Talvez por isso seja a hora de o Taleban dar lugar a outro governo. “Somos muçulmanos e não podemos lutar com os religiosos, por isso os aceitamos por muito tempo”, diz o comerciante. “Mas agora estamos pagando impostos ao Taleban e ele não nos dá em troca desenvolvimento, estradas e infra-estrutura. E estão governando pela força. Nesta cidade, como no resto do Paquistão, há eleições. Lá, não.” “Talvez haja um governo melhor se o rei Zaher Shah (destronado em 1973) vier e unir todos os grupos”, espera Ida Mohammad, que mora em Mazar-e-Sharif, cidade importante do norte do Afeganistão. “Ninguém pode governar pela força nem impor nenhum governo sobre os afegãos. É preciso sentar e negociar o futuro.” Mohammad também não vê sentido na imposição estrita das regras do Islã pelo Taliban. “Há muito tempo seguimos as regras islâmicas. Para que impor o Islã pela força?”

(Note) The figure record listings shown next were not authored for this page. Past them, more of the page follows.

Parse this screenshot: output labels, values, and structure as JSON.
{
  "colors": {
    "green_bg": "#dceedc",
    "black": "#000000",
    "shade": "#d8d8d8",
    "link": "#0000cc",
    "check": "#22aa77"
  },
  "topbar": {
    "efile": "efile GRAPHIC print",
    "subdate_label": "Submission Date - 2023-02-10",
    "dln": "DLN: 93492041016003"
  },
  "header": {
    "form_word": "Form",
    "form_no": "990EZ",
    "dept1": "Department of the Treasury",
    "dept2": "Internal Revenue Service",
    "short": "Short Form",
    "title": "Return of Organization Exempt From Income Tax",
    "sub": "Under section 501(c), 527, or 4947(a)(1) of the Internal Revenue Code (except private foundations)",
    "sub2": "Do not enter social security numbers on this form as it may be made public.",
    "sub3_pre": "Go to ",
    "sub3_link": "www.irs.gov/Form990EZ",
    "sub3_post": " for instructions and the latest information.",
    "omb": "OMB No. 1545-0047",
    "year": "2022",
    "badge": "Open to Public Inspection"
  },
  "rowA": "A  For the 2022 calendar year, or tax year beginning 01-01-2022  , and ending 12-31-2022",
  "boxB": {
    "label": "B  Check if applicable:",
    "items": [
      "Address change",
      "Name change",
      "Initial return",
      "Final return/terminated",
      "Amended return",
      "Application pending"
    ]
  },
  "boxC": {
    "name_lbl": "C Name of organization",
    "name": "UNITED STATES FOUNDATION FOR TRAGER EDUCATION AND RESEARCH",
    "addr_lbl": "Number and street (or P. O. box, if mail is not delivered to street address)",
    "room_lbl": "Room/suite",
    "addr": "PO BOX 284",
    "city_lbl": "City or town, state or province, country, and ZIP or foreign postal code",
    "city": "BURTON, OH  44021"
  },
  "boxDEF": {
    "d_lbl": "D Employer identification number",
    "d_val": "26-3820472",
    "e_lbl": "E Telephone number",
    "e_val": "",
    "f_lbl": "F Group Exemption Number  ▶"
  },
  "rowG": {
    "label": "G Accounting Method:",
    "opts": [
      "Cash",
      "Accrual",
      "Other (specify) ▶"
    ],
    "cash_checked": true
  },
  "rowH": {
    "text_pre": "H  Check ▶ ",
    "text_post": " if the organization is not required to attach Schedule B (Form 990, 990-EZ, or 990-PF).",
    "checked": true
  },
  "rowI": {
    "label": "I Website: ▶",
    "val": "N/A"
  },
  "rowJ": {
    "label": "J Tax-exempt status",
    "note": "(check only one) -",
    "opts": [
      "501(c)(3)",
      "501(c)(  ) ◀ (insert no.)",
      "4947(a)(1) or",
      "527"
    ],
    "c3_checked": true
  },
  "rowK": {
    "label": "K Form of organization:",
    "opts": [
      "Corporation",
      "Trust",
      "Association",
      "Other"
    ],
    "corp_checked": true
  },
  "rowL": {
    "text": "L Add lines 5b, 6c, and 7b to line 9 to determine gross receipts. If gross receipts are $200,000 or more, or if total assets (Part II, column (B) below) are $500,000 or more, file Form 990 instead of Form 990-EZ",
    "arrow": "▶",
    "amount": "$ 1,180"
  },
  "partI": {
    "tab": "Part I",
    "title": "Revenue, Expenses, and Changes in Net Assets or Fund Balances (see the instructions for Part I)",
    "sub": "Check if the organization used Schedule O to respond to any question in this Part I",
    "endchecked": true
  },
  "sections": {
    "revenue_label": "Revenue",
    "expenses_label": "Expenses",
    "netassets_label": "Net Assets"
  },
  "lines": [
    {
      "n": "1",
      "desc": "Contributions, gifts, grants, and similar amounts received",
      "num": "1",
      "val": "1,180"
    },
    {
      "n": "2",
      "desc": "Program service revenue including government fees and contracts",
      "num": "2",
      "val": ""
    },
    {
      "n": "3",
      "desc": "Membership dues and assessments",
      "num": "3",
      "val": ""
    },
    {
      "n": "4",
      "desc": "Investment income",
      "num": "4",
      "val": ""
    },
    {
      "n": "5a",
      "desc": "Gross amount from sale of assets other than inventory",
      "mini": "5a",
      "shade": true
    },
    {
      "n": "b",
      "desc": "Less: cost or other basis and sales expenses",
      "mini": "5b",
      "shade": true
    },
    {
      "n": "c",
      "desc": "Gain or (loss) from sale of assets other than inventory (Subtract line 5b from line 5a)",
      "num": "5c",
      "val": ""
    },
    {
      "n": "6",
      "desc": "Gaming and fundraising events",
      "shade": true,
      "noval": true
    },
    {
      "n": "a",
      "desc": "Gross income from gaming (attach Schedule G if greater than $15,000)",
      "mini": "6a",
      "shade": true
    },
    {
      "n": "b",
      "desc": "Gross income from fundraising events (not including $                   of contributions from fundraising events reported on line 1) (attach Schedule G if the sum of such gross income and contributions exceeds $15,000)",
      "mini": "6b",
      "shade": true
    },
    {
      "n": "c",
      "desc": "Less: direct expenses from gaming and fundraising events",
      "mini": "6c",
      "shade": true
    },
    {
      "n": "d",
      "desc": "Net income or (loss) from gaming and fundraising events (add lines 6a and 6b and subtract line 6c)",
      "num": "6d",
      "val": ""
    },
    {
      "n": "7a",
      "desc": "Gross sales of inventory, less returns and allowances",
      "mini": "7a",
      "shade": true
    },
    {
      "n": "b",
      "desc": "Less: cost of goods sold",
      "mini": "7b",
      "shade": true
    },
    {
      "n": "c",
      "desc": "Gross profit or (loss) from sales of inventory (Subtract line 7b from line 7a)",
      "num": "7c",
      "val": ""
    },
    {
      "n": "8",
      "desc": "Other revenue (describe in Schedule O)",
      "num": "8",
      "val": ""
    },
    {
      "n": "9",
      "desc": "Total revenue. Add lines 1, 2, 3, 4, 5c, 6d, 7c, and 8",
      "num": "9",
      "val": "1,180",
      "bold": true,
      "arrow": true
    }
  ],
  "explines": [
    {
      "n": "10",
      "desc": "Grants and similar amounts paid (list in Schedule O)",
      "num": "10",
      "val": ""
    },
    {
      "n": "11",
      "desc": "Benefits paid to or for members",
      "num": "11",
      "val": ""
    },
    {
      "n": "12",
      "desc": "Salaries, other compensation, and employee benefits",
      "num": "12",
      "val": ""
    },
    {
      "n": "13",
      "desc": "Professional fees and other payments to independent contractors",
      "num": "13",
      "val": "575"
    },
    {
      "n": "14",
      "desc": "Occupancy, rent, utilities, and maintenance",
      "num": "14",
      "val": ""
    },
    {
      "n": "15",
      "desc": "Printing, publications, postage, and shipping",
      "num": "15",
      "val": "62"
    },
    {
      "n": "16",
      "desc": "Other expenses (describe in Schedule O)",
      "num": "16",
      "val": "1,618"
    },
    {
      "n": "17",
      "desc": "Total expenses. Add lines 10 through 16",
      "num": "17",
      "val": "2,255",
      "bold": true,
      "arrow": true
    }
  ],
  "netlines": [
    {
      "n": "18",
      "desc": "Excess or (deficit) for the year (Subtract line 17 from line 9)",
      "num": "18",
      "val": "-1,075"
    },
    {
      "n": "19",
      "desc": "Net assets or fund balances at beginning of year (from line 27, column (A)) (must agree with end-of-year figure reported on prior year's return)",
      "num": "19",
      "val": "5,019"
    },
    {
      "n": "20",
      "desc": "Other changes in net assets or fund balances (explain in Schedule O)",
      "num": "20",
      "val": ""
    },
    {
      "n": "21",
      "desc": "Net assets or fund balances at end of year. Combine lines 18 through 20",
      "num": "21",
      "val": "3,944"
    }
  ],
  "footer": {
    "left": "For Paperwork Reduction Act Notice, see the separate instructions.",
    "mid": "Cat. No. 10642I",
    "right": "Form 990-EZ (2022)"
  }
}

“Quando o Taleban lançou o seu movimento, os moradores daqui o apoiaram”, lembra Abdul Khaliq. “Eles não impuseram nada pela força. Usaram do convencimento. É por isso que agora controlam 90% do país.” Mohammad, que importa frutas secas do Afeganistão para o Paquistão, veio de lá há duas semanas e continua indo e voltando normalmente.
Garante que não tem medo da guerra: “É nosso país. Por que teria medo?
Continuaremos trabalhando, mesmo se houver guerra.” Mas a perspectiva assusta muitos afegãos. Ismail Shamsollah, de 24 anos, chegou na véspera. Ele deixou a fazenda da família em Elmand, perto de Kandahar, quartel-general do Taleban, com medo de possíveis ataques. “Milhares de combatentes já tomaram posição para a guerra santa e muitos estão chegando do Paquistão”, conta Shamsollah, ostentando um olho roxo. Ele levou um murro do motorista que o trouxe a Chaman, porque só lhe comunicou que não tinha dinheiro para pagar pela viagem depois de cruzarem a fronteira. Tentará, agora, ir para Quetta, onde diz ter parentes.
Mohammad tem uma visão conspirativa da situação: acha que “o Taleban está sendo usado pelo serviço secreto paquistanês”. O secretário-geral da Federação de Futebol do Balochistão, que teve de cancelar, por causa da crise, um torneio que estava organizando entre times iranianos, paquistaneses e afegãos, avalia que o Taleban cometeu um erro ao confiar no governo paquistanês. “O Paquistão não é confiável. Qualquer país, como os EUA, o força a lutar contra o Afeganistão”, diz Said Ehmat, o dirigente futebolista. “Nós, pashtos, vivemos dos dois lados da fronteira. Se eles forem atacados, sofreremos também.” Abdul Khaliq intervém: “Os americanos gastam muito dinheiro com mísseis. Se investissem esse dinheiro no bem-estar e na infra-estrutura do Afeganistão, resolveriam o problema”, diz ele, sob a aprovação geral.
Nesse ponto, Malik Seyed Nurhan, de 77 anos, um dos líderes da comunidade, junta-se à roda. Quando vê do que se trata, sai para ir buscar fotos em sua casa, que o mostram à frente de um grupo de 16 jovens que recrutou em Chaman para lutar na guerra contra os russos, há 20 anos. “Se os americanos promoverem ataques aéreos, não vão reduzir o terrorismo, mas aumentar”, prevê Nurhan. “Se matarem pessoas inocentes, todos aqui vão atacar os EUA.”